Racconto per dialoghi: " CONTADINO: Ohi, la sapete la novità?
BOTTEGAIO: Qui non succede mai niente, Quale novità?
CONTADINO: Barbablù prende moglie.
CONTADINO: E chi è la fortunata damigella?"

Racconto in prima persona: "A me le nozze sono sempre piaciute: si fa festa, c'è cibo e vino a fiumi, la sposa è bella anche quando è brutta, almeno un giorno di bellezza nella vita se lo meritano tutte, e poi c'è il trucco, il vestito, e insomma."

 
Sopra: L'illustrazione di Virginia Mori che rappresenta il matrimonio di Blu, con lei in primo piano a sinistra dell'immagine, mentre a destra, in secondo piano, è possibile vedere le invitate (tutte vestite di nero) gelose, mentre parlano dietro i loro ventagli.

I testi sono accompagnati dalle illustrazioni di Virginia Mori, le quali sono assolutamente incantevoli, dai tratti delicati, sottili quanto incisivi. Uno stile molto raffinato, grazioso ed elegante che si adatta perfettamente alla storia narrata, contribuendo a creare un'atmosfera incantata.
Le immagini sono quasi interamente in bianco e nero, se non fosse per l'inserimento di alcuni particolari, e talvolta solo delle sfumature, di colore blu, le quali si combinano perfettamente col nero. Questi piccoli dettagli e sfumature rendono le illustrazioni molto suggestive ed evocative, concedendogli un aspetto ancora più fiabesco e incantevole.


Sopra: Le illustrazioni di Virginia Mori, in bianco e nero, ma con alcuni dettagli blu, sono assolutamente incantevoli, delicate, sottili, ma incisive, estremamante graziose ed eleganti.

"Blu. Un'altra storia di Barbablù" è un'interessante rivisitazione della fiaba di Barbablù, una riscrittura che cerca di spiegare i motivi che inducono l'uomo a fare ciò che fa, anche se il lettore si renderà conto che tali motivi possono essere molto più semplici e banali di quanto ci si possa aspettare, tanto che viene scritto che le ragazze uccise da Barbablù avevano "fatto o non fatto qualcosa, dalla storia non si capiva bene".
Tuttavia Barbablù non è il solo protagonista della storia, anzi, la vera protagonista è Blu, la sua ultima moglie, la quale è differente da tutte le altre, più indipendente, più forte e furba, capace di mantenere la calma anche in situazioni molto pericolose. Questa riscrittura vuole infatti proporre al lettore una figura femminile forte e indipendente, capace di affrontare e superare le proprie difficoltà e i pericoli che incontra.
Questa è una storia che vuole far capire ai lettori (soprattutto alle ragazze) di non fermarsi, di essere curiosi, di essere indipendenti in modo da poter essere autonomi e di poter continuare a fare ciò che amano, senza dover reprimere la propria personalità, di essere forti (non tanto fisicamente, quanto mentalmente e emotivamente).

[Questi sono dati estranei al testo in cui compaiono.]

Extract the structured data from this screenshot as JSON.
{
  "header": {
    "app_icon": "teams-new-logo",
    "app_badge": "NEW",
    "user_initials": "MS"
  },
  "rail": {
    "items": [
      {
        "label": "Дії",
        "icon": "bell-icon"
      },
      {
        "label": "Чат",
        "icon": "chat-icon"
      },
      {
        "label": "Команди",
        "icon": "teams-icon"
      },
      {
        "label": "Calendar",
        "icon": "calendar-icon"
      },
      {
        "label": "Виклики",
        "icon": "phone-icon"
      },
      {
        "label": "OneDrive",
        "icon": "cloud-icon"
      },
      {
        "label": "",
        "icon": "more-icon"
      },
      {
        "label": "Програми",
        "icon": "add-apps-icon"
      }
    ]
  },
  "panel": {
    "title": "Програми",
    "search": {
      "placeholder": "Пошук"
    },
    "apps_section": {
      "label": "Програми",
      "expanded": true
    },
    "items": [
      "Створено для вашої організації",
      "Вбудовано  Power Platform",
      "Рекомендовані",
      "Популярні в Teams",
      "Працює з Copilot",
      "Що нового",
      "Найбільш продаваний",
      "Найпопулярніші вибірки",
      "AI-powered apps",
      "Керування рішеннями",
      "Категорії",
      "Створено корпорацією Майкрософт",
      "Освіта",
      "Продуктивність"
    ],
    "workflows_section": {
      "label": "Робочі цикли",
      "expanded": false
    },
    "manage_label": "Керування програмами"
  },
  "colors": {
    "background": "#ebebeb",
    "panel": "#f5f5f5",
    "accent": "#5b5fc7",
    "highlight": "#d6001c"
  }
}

L'opera è stata pubblicata nel 2017 dalla Pelle d'oca editore, è dotata di una copertina rigida, ha 80 pagine, misura 24,5 cm d'altezza e 17 cm di lunghezza e costa 18 euro.

P.S Pelle d'oca è una casa editrice fondata da pochi anni (nel 2016) con l'obiettivo di pubblicare storie belle, forti, particolari e, come si suol dire, "da brivido". Per questo hanno deciso di occuparsi solo di thriller, noir e mistero, per esplorare la paura. I libri da loro pubblicati sono infatti indirizzati a una fascia d'età abbastanza alta (a partire dai 10 anni).